In mid-2021, Kaspersky researchers discovered a wave of new attacks by the Middle Eastern Advanced Persistent Threat (APT) group, DeftTorero, also popularly dubbed as the Volatile Cedar. First detected in 2012, the APT group has been actively targeting the Government, Military, Education, Corporate and Telecommunication industries particularly across the UAE, Saudi Arabia, Egypt, Kuwait, Lebanon, Jordan and Turkey.
In the past, Volatile Cedar heavily used a custom-made remote access Trojan named Explosive, implanted in its targets such as publicly accessible web servers or internal systems, to harvest sensitive information. The APT group selected only a handful of targets to avoid unnecessary exposure. Once in control of an internet-exposed server, it penetrated the internal network via various means, including password stuffing/reuse.
Suspected to have originated from Lebanon, Kaspersky researchers have been monitoring Volatile Cedar since 2015. Since the group went radio silent and no new intelligence or intrusions were reported until 2021, Kaspersky experts suspected a possible shift in the TTPs of the threat actor to camouflage their activity using fileless malware and remain undetected.

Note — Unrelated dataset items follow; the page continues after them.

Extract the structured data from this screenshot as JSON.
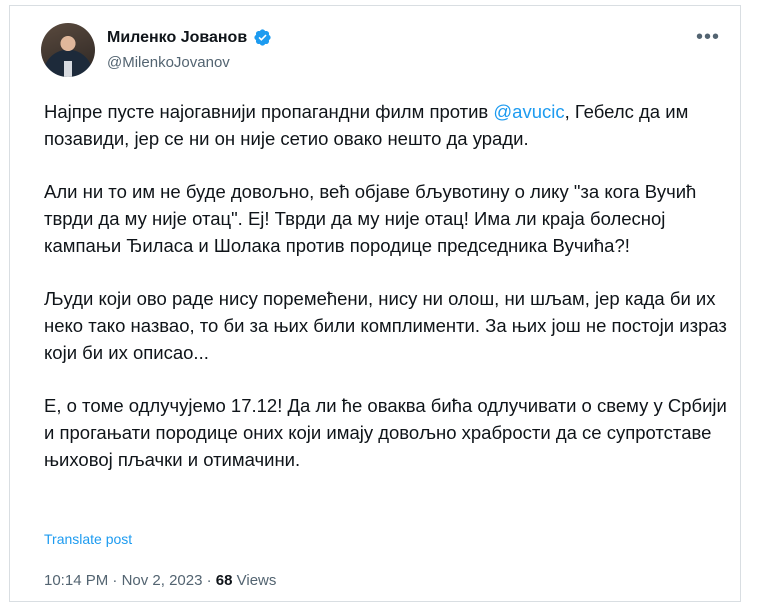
{
  "author": {
    "name": "Миленко Јованов",
    "handle": "@MilenkoJovanov",
    "verified": true,
    "avatar_icon": "profile-photo"
  },
  "more_label": "•••",
  "tweet": {
    "p1_before": "Најпре пусте најогавнији пропагандни филм против ",
    "p1_mention": "@avucic",
    "p1_after": ", Гебелс да им позавиди, јер се ни он није сетио овако нешто да уради.",
    "p2": "Али ни то им не буде довољно, већ објаве бљувотину о лику \"за кога Вучић тврди да му није отац\". Еј! Тврди да му није отац! Има ли краја болесној кампањи Ђиласа и Шолака против породице председника Вучића?!",
    "p3": "Људи који ово раде нису поремећени, нису ни олош, ни шљам, јер када би их неко тако назвао, то би за њих били комплименти. За њих још не постоји израз који би их описао...",
    "p4": "Е, о томе одлучујемо 17.12! Да ли ће оваква бића одлучивати о свему у Србији и прогањати породице оних који имају довољно храбрости да се супротставе њиховој пљачки и отимачини."
  },
  "translate_label": "Translate post",
  "meta": {
    "time": "10:14 PM",
    "sep1": " · ",
    "date": "Nov 2, 2023",
    "sep2": " · ",
    "views_count": "68",
    "views_label": " Views"
  },
  "colors": {
    "accent": "#1d9bf0",
    "muted": "#536471",
    "text": "#0f1419"
  }
}
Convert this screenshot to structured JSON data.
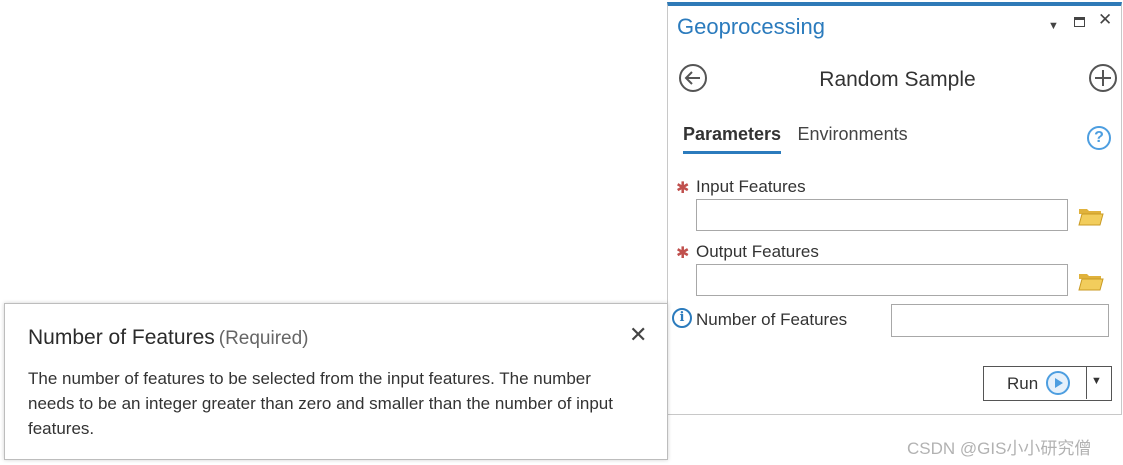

As the Kaspersky investigation showed, Volatile Cedar possibly exploited a file upload form and/or an web application command injection vulnerability in a functional or staging website hosted at the target web server to install a webshell. In other instances, plugins pre-installed by the server admins were likely exploited, and server credentials from systems in the same organization were used to log in via a Remote Desktop Protocol to deploy a malicious script/webshell. Once the APT group found a way to upload the malicious script, they attempted to drop additional tools to penetrate into internal systems. Kaspersky’s intrusion analysis highlighted that almost all the web shells deployed collectively originated from a GitHub account, and were either used as is or were slightly modified.
“APT groups are known to find creative ways to remain undetected for years. Although DeftTorero did not have a high level of technological prowess in the past, time proved that open-source tools, fileless attacks and tooling modification is still used to successfully compromise victims. Using backdoors, the APT group is able to not only find gateways to its target, but also use it to connect to other servers. Since such attacks develop rapidly and often go undetected, it is mandatory that they are mitigated at early stages. It is our advice that organizations constantly monitor the vulnerabilities rising from publicly accessible web applications as well as to monitor for web apps file integrity” said Ariel Jungheit, Senior Security Researcher at Kaspersky GReAT.
In order for organizations to avoid falling victim to this APT group, Kaspersky researchers recommend:
- Thoroughly assessing web vulnerabilities, which includes monitoring the file integrity on web servers.
- Scanning web server backups occasionally. We noticed that some of the threat actor tools were located in backups, hence if the backups were restored at a later stage, the threat actor could regain persistent access and continue where they left off.
- IT administrators should be aware of their own publicly exposed attack surface like web applications, FTP servers, etc.